K moved out on December 5th. In many ways I was ready for it, tired of the in between and her growing pile of boxes. In other ways I was surprised by the amount of emotion I felt, at times overwhelming, when I had so naively thought I had moved on. My therapist likened it to repeatedly visiting a terminal patient in the hospital. It is only when the patient dies after months of waiting that you can finally grieve. Ready as I was to move on, there was a shock in coming home that evening and feeling her void like a punch in the gut. My loss was no longer abstract. And I felt a tangible sense of emptiness.
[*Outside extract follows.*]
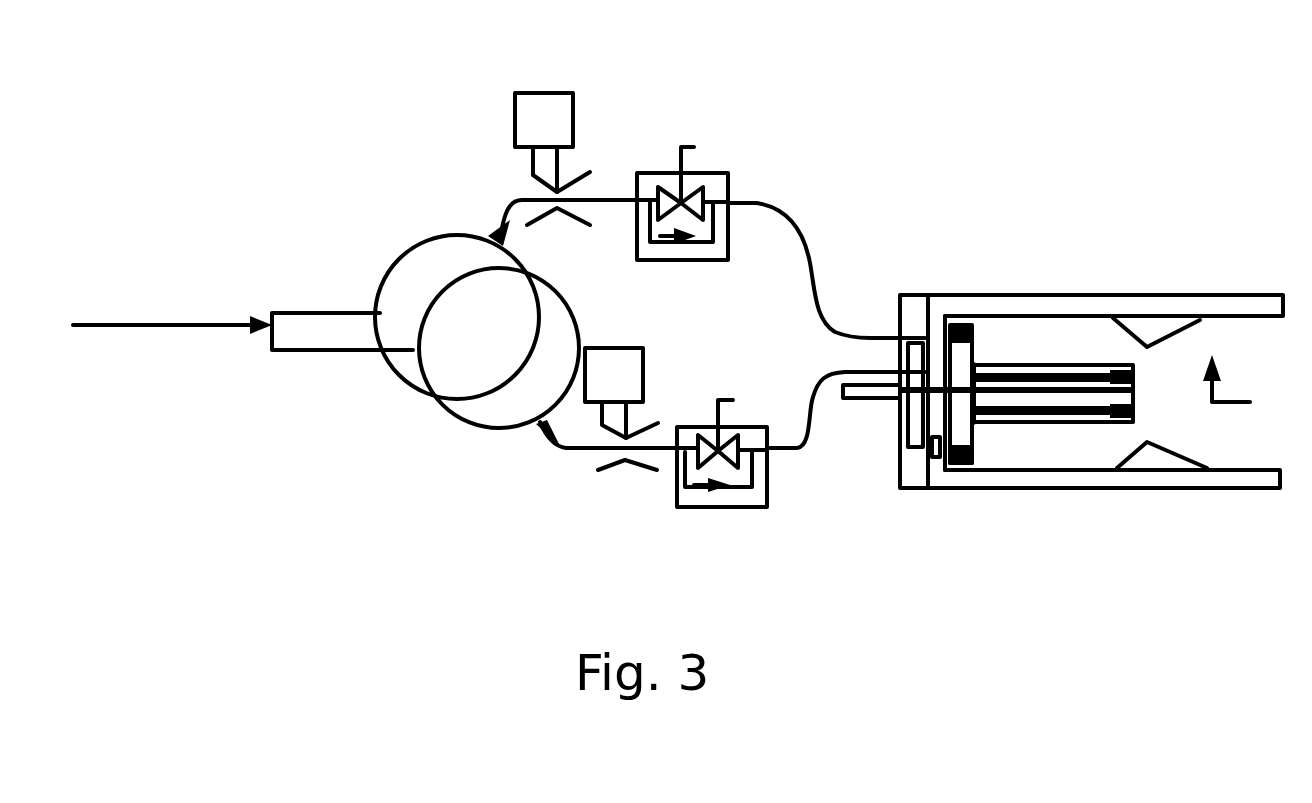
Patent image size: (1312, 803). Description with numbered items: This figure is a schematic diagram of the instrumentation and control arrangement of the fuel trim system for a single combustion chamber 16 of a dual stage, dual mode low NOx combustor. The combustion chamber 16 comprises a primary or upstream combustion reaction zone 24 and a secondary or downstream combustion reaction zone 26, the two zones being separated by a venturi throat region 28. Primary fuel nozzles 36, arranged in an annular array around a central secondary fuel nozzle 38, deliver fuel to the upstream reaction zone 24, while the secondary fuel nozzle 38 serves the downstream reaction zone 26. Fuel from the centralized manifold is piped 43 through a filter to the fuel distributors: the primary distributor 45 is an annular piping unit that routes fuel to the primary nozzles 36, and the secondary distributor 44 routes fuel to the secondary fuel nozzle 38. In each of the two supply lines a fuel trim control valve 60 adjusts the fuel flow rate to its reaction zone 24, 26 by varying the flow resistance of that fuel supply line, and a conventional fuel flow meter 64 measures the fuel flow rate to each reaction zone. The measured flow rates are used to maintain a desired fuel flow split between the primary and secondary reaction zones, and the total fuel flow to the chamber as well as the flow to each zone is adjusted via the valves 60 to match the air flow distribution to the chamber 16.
In the days afterward I struggled to fill the space, buying a new rug and moving this here and that there, but the expansion felt strange. I went to parties that I may have not gone to before and met new people outside of my social circle. My outward steps were shaky like that of a toddler. Then again, all of these feelings are rather normal. Just as it’s normal to feel down this time of year, my recent separation all the more acute.
But as I said, I’m moving forward slowly, trying to be mindful of the new life I want to create and the new people I want to meet and the new lovers that I want to invite in. Yesterday I watched the movie Weekend and felt a surge of excitement as I watched the two young protagonists grow increasingly intimate, remembering what it feels like to meet someone and everything is new, from the touch of their skin to personal habits and history. In reconnecting with that feeling, I had a point of reference for my new year ambitions.
I think it took me a while to update this blog, beyond the obvious grief, because I didn’t want this space to be all about loss. I want it to be about adventure and growth, even when the growth is sometimes painful. And so in the new year I’ll endeavor to write more about the new things coming in instead of the old things leaving.